US Teachers Working in Australian Schools
American teachers in Australia typically work under one of two arrangements: a fixed-term contract at an international school serving expat families, or direct employment at an Australian state, Catholic, or independent school after having a teaching qualification assessed by AITSL (the Australian Institute for Teaching and School Leadership). Both create superannuation and FEIE questions that a general expat guide won't answer specifically enough.
Contract Type Changes Your Tax Position
International school teachers are usually sponsored on the Skills in Demand visa (subclass 482) with a fixed multi-year contract, giving a clean, predictable basis for the Bona Fide Residence Test once the first year passes. Teachers hired directly by Australian public or independent schools are typically full local employees from day one, often on a pathway to permanent residency (subclass 189 or a state-nominated visa), which usually makes the Bona Fide Residence Test available sooner.
Superannuation Applies to Teachers Too
There's no teaching-specific exemption from compulsory superannuation, your employer contributes 12% of salary into a fund regardless of school type, and the same foreign trust classification questions covered in our Superannuation & US Tax guide apply in full.

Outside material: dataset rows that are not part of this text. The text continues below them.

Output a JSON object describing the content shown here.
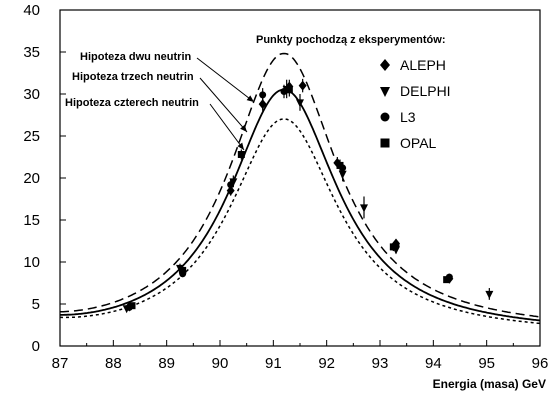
{
  "chart_data": {
    "type": "line",
    "title": "",
    "xlabel": "Energia (masa) GeV",
    "ylabel": "",
    "xlim": [
      87,
      96
    ],
    "ylim": [
      0,
      40
    ],
    "x_ticks": [
      87,
      88,
      89,
      90,
      91,
      92,
      93,
      94,
      95,
      96
    ],
    "y_ticks": [
      0,
      5,
      10,
      15,
      20,
      25,
      30,
      35,
      40
    ],
    "grid": false,
    "legend_title": "Punkty pochodzą z eksperymentów:",
    "legend_position": "top-right",
    "legend": [
      {
        "name": "ALEPH",
        "marker": "diamond"
      },
      {
        "name": "DELPHI",
        "marker": "triangle-down"
      },
      {
        "name": "L3",
        "marker": "circle"
      },
      {
        "name": "OPAL",
        "marker": "square"
      }
    ],
    "series": [
      {
        "name": "Hipoteza dwu neutrin",
        "style": "dashed",
        "peak_x": 91.19,
        "peak_y": 34.8,
        "width": 2.5
      },
      {
        "name": "Hipoteza trzech neutrin",
        "style": "solid",
        "peak_x": 91.19,
        "peak_y": 30.5,
        "width": 2.5
      },
      {
        "name": "Hipoteza czterech neutrin",
        "style": "dotted",
        "peak_x": 91.19,
        "peak_y": 27.0,
        "width": 2.5
      }
    ],
    "points": [
      {
        "experiment": "ALEPH",
        "x": 88.3,
        "y": 4.7,
        "err": 0.3
      },
      {
        "experiment": "ALEPH",
        "x": 89.3,
        "y": 8.8,
        "err": 0.4
      },
      {
        "experiment": "ALEPH",
        "x": 90.2,
        "y": 18.5,
        "err": 0.6
      },
      {
        "experiment": "ALEPH",
        "x": 90.8,
        "y": 28.8,
        "err": 0.8
      },
      {
        "experiment": "ALEPH",
        "x": 91.3,
        "y": 30.9,
        "err": 0.8
      },
      {
        "experiment": "ALEPH",
        "x": 91.55,
        "y": 31.0,
        "err": 0.8
      },
      {
        "experiment": "ALEPH",
        "x": 92.2,
        "y": 21.8,
        "err": 0.7
      },
      {
        "experiment": "ALEPH",
        "x": 93.3,
        "y": 12.2,
        "err": 0.5
      },
      {
        "experiment": "ALEPH",
        "x": 94.3,
        "y": 8.0,
        "err": 0.4
      },
      {
        "experiment": "DELPHI",
        "x": 88.25,
        "y": 4.5,
        "err": 0.3
      },
      {
        "experiment": "DELPHI",
        "x": 89.25,
        "y": 9.3,
        "err": 0.5
      },
      {
        "experiment": "DELPHI",
        "x": 90.25,
        "y": 19.6,
        "err": 0.7
      },
      {
        "experiment": "DELPHI",
        "x": 91.25,
        "y": 30.6,
        "err": 1.1
      },
      {
        "experiment": "DELPHI",
        "x": 91.5,
        "y": 29.0,
        "err": 1.0
      },
      {
        "experiment": "DELPHI",
        "x": 92.3,
        "y": 20.5,
        "err": 0.9
      },
      {
        "experiment": "DELPHI",
        "x": 92.7,
        "y": 16.5,
        "err": 1.3
      },
      {
        "experiment": "DELPHI",
        "x": 93.3,
        "y": 11.5,
        "err": 0.5
      },
      {
        "experiment": "DELPHI",
        "x": 95.05,
        "y": 6.2,
        "err": 0.7
      },
      {
        "experiment": "L3",
        "x": 88.3,
        "y": 4.6,
        "err": 0.3
      },
      {
        "experiment": "L3",
        "x": 89.3,
        "y": 8.6,
        "err": 0.4
      },
      {
        "experiment": "L3",
        "x": 90.2,
        "y": 19.2,
        "err": 0.6
      },
      {
        "experiment": "L3",
        "x": 90.8,
        "y": 29.9,
        "err": 0.8
      },
      {
        "experiment": "L3",
        "x": 91.2,
        "y": 30.3,
        "err": 0.8
      },
      {
        "experiment": "L3",
        "x": 92.3,
        "y": 21.2,
        "err": 0.7
      },
      {
        "experiment": "L3",
        "x": 93.3,
        "y": 12.0,
        "err": 0.5
      },
      {
        "experiment": "L3",
        "x": 94.3,
        "y": 8.2,
        "err": 0.4
      },
      {
        "experiment": "OPAL",
        "x": 88.35,
        "y": 4.8,
        "err": 0.3
      },
      {
        "experiment": "OPAL",
        "x": 89.3,
        "y": 9.0,
        "err": 0.4
      },
      {
        "experiment": "OPAL",
        "x": 90.4,
        "y": 22.8,
        "err": 0.6
      },
      {
        "experiment": "OPAL",
        "x": 91.3,
        "y": 30.5,
        "err": 0.8
      },
      {
        "experiment": "OPAL",
        "x": 92.25,
        "y": 21.5,
        "err": 0.7
      },
      {
        "experiment": "OPAL",
        "x": 93.25,
        "y": 11.8,
        "err": 0.5
      },
      {
        "experiment": "OPAL",
        "x": 94.25,
        "y": 7.9,
        "err": 0.4
      }
    ]
  }
}
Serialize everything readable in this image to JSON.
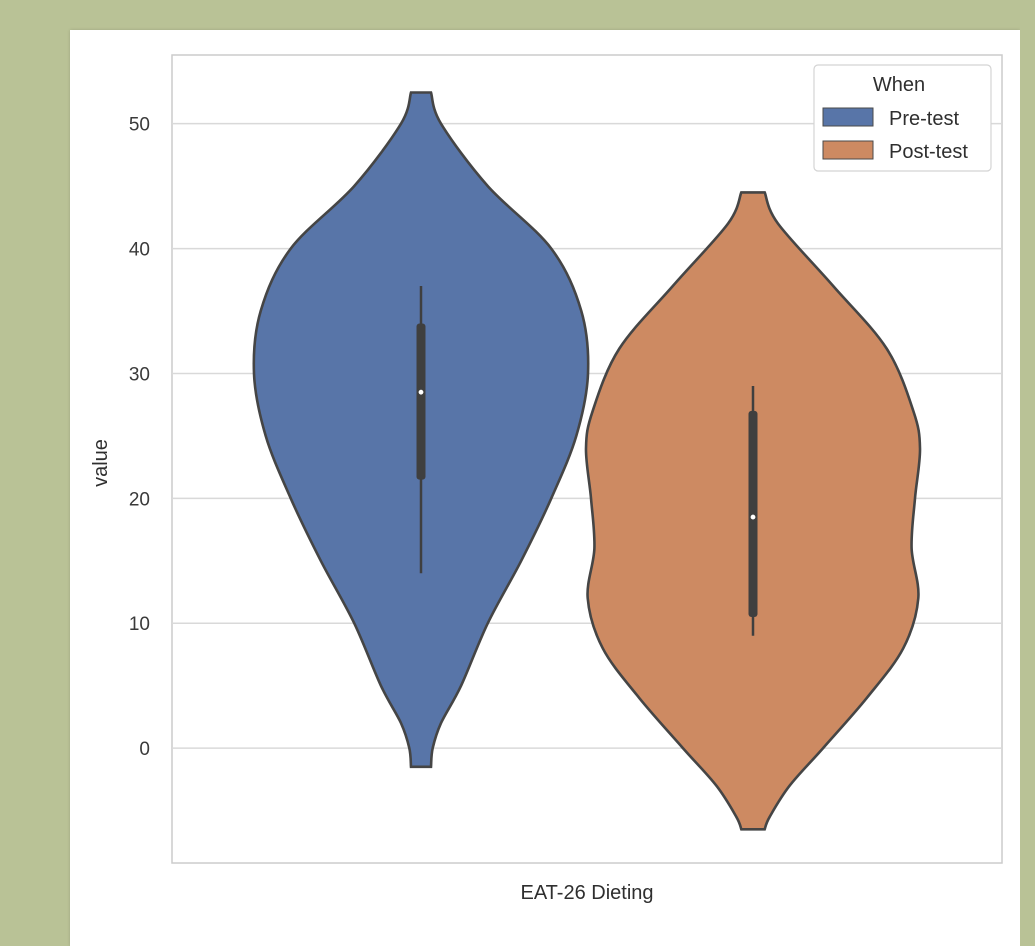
{
  "chart_data": {
    "type": "violin",
    "xlabel": "EAT-26 Dieting",
    "ylabel": "value",
    "ylim": [
      -9.2,
      55.5
    ],
    "yticks": [
      0,
      10,
      20,
      30,
      40,
      50
    ],
    "grid": true,
    "legend": {
      "title": "When",
      "placement": "top-right",
      "entries": [
        "Pre-test",
        "Post-test"
      ]
    },
    "category": "EAT-26 Dieting",
    "series": [
      {
        "name": "Pre-test",
        "color": "#5875a8",
        "median": 28.5,
        "q1": 21.5,
        "q3": 34.0,
        "whisker_low": 14.0,
        "whisker_high": 37.0,
        "extent": [
          -1.5,
          52.5
        ],
        "density_profile": [
          [
            52.5,
            0.06
          ],
          [
            50,
            0.12
          ],
          [
            45,
            0.4
          ],
          [
            40,
            0.78
          ],
          [
            35,
            0.96
          ],
          [
            30,
            1.0
          ],
          [
            25,
            0.93
          ],
          [
            20,
            0.78
          ],
          [
            15,
            0.6
          ],
          [
            10,
            0.4
          ],
          [
            5,
            0.24
          ],
          [
            2,
            0.12
          ],
          [
            0,
            0.07
          ],
          [
            -1.5,
            0.06
          ]
        ]
      },
      {
        "name": "Post-test",
        "color": "#cd8a62",
        "median": 18.5,
        "q1": 10.5,
        "q3": 27.0,
        "whisker_low": 9.0,
        "whisker_high": 29.0,
        "extent": [
          -6.5,
          44.5
        ],
        "density_profile": [
          [
            44.5,
            0.07
          ],
          [
            42,
            0.15
          ],
          [
            37,
            0.48
          ],
          [
            32,
            0.8
          ],
          [
            27,
            0.96
          ],
          [
            24,
            1.0
          ],
          [
            20,
            0.97
          ],
          [
            16,
            0.95
          ],
          [
            12,
            0.99
          ],
          [
            8,
            0.9
          ],
          [
            4,
            0.68
          ],
          [
            0,
            0.42
          ],
          [
            -3,
            0.22
          ],
          [
            -5.5,
            0.1
          ],
          [
            -6.5,
            0.07
          ]
        ]
      }
    ]
  }
}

Summer Travel vs. the Physical Presence Test
Australian school holidays give teachers long stretches free to travel, often home to the US to see family. If you're relying on the Physical Presence Test (330 days outside the US in any 12-month period) rather than Bona Fide Residence, track those trips carefully: a long US summer visit that pushes you past 35 cumulative days in the US within the relevant 12-month window disqualifies the exclusion for that period entirely.
Housing Allowances and the Foreign Housing Exclusion
International schools frequently include a housing allowance or subsidized accommodation as part of the package. If you claim the FEIE, employer-provided or employer-paid housing can qualify for the Foreign Housing Exclusion on top of the wage exclusion, worth quantifying given Sydney, Melbourne, and Perth rents are among the highest in the OECD.
Worked Example: A Three-Year International School Contract
An American teacher signs a three-year contract at an international school in Melbourne earning AUD 95,000 plus a housing allowance of AUD 20,000. Once she satisfies the Bona Fide Residence Test in year two, she can choose the FEIE (shielding both salary and, via the Foreign Housing Exclusion, part of the housing allowance) or the FTC based on Australian tax paid, whichever produces the lower US liability. Her employer's compulsory 12% super contribution (AUD 11,400 annually) is tracked separately under the superannuation foreign trust rules regardless of which election she makes on her wages.